И без газет гусары Штрассницки чувствовали, что война подходит к концу. Фронтовики особенно тревожились в самом конце войны, опасаясь, что их убьют за месяц, неделю, час, даже минуту до перемирия. Когда все знают, что стрельба со дня на день прекратится, что зазор между действием и намерениями зависит исключительно от бюрократии и связи, самым трудным становится день, предшествующий подписанию перемирия.
Для Алессандро и необычного подразделения, к которому он прибился волей судьбы, все выглядело иначе, потому что им ничего не угрожало. Впереди ждала мирная жизнь со всеми ее удовольствиями. Погода менялась, как и положено осенью. Еще немного, и воздух станет холодным, а ветры погонят ворон из степей России в сравнительно более теплую Вену. Все начнется заново – от нового учебного года до сезона в оперном театре, новых государств, нового мира. Солдаты разъедутся по домам, где найдут новых женщин, одетых в новые одежды, и родятся новые дети.
Там и там ученые начнут писать историю. И он, Алессандро, каким-то образом вернется в Рим, хотя возвращаться-то ему и не к кому. Он подумал о том, что в опустевшем мире римской осени знакомые будут цениться куда больше, чем прежде. А может, ему тоже следует начать все сначала, с чистого листа.

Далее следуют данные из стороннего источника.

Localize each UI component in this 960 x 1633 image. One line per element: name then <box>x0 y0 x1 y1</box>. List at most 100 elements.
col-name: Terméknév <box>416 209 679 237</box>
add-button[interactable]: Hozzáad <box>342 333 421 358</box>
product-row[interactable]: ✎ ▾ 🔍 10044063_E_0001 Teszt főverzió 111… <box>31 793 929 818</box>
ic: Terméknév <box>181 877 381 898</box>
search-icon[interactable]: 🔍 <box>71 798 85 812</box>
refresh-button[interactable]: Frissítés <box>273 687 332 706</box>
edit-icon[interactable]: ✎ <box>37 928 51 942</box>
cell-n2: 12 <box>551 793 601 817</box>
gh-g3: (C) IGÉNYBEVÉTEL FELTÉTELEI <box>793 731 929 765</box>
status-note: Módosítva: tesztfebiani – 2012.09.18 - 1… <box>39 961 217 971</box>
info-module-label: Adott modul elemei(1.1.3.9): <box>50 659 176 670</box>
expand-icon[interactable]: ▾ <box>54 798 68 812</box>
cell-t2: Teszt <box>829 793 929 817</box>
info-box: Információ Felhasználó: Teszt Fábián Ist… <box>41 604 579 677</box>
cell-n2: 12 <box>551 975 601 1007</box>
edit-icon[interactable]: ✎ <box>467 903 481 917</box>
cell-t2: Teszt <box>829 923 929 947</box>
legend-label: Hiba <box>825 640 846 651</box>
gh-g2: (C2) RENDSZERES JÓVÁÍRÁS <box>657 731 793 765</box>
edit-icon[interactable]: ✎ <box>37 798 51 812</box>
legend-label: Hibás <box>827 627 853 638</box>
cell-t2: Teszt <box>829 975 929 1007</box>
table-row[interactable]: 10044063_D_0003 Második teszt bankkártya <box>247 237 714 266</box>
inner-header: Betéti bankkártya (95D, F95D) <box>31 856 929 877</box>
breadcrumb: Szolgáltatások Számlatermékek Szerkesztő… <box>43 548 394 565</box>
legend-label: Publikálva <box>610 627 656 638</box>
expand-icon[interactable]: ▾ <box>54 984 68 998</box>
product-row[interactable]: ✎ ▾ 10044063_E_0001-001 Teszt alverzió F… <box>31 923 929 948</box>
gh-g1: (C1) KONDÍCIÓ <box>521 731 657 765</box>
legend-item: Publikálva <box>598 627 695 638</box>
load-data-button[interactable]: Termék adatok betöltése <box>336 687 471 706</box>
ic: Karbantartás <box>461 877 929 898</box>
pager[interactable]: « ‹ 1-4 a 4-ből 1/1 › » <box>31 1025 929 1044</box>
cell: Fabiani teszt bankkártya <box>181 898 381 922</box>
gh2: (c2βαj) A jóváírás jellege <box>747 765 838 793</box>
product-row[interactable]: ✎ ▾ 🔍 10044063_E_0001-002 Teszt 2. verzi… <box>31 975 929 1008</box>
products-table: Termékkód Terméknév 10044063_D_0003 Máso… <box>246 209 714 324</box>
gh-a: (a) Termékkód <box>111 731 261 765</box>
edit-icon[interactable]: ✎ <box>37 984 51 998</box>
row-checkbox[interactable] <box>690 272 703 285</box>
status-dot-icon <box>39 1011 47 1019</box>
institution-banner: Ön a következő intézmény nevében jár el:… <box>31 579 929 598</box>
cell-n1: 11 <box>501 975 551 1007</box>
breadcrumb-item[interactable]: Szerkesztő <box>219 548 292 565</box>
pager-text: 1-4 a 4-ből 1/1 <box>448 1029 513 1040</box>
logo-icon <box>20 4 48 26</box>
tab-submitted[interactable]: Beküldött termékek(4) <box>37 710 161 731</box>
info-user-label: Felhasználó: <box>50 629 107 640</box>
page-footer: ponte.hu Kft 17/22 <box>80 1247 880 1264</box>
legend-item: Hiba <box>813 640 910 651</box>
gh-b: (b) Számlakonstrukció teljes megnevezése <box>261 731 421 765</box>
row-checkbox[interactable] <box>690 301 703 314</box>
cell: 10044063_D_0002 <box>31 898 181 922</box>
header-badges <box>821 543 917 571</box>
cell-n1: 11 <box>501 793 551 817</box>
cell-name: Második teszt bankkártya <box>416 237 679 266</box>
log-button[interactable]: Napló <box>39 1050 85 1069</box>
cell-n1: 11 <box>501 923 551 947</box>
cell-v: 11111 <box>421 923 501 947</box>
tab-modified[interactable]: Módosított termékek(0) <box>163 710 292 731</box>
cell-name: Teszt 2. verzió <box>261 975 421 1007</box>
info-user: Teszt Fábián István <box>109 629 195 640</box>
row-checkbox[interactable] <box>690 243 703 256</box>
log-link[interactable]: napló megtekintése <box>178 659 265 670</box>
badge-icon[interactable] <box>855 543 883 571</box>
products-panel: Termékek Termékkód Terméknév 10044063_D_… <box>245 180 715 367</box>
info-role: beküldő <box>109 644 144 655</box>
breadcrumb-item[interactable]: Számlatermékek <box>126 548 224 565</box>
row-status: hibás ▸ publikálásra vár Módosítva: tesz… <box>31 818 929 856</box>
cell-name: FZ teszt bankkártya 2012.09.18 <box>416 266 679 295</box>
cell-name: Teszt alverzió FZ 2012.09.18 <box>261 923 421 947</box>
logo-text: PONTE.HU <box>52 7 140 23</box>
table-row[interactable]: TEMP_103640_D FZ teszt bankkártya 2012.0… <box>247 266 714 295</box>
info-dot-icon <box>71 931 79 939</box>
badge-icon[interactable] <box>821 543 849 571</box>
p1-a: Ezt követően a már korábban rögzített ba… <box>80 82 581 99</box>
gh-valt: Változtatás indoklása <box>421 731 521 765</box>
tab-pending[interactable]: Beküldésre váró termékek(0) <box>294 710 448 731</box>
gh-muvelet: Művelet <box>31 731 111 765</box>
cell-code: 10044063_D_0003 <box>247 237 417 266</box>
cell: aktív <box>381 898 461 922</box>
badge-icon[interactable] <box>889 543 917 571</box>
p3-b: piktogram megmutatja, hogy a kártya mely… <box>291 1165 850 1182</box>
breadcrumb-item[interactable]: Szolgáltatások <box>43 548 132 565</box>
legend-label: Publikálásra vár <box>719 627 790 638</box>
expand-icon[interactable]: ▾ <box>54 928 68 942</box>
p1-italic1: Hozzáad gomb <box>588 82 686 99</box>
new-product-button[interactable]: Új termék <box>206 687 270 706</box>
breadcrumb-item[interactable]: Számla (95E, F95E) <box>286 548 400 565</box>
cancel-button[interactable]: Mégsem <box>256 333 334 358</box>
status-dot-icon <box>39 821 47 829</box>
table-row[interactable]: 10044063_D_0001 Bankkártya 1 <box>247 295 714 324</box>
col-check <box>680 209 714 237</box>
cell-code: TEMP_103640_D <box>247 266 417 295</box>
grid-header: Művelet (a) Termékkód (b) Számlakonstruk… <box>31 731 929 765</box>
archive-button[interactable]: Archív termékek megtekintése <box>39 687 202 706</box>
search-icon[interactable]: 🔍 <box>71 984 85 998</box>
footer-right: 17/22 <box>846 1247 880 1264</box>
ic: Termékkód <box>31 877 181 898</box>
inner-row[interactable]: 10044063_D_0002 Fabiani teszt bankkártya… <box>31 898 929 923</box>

Штрассницки исчез седьмого и вернулся десятого. В одиночку ездил в Прагу, где узнал, что война, как он и думал, близка к завершению. Но на всякий случай он решил продержать своих людей на лугу над церковью до первой недели октября.
Ударили морозы. По вечерам, до того как разойтись по палаткам и улечься в кровать, они сидели в церкви, которую согревала огромная белая с золотом печь. В ней жарко пылали сосновые и еловые поленья. Плавать Алессандро уже не мог: уровень воды в реке поднялся, и стало слишком холодно.
Двадцать девятого сентября они поели жареной курятины, а тридцатого поняли, что не смогут взять с собой палатки, месяц простоявшие на лугу, потому что фургоны давно укатили. Первого октября они позавтракали чаем и бутербродами с маслом и джемом. Упаковали седельные сумы и в девять утра построились. Оставив палатки, покинули луг, медленно проехали через город, а добравшись до главной дороги, пустили лошадей галопом. После четырех дней скачки, по ходу которой они мало ели, мало спали, не брились и не меняли одежду, полк оказался на равнине, ведущей к Дунаю.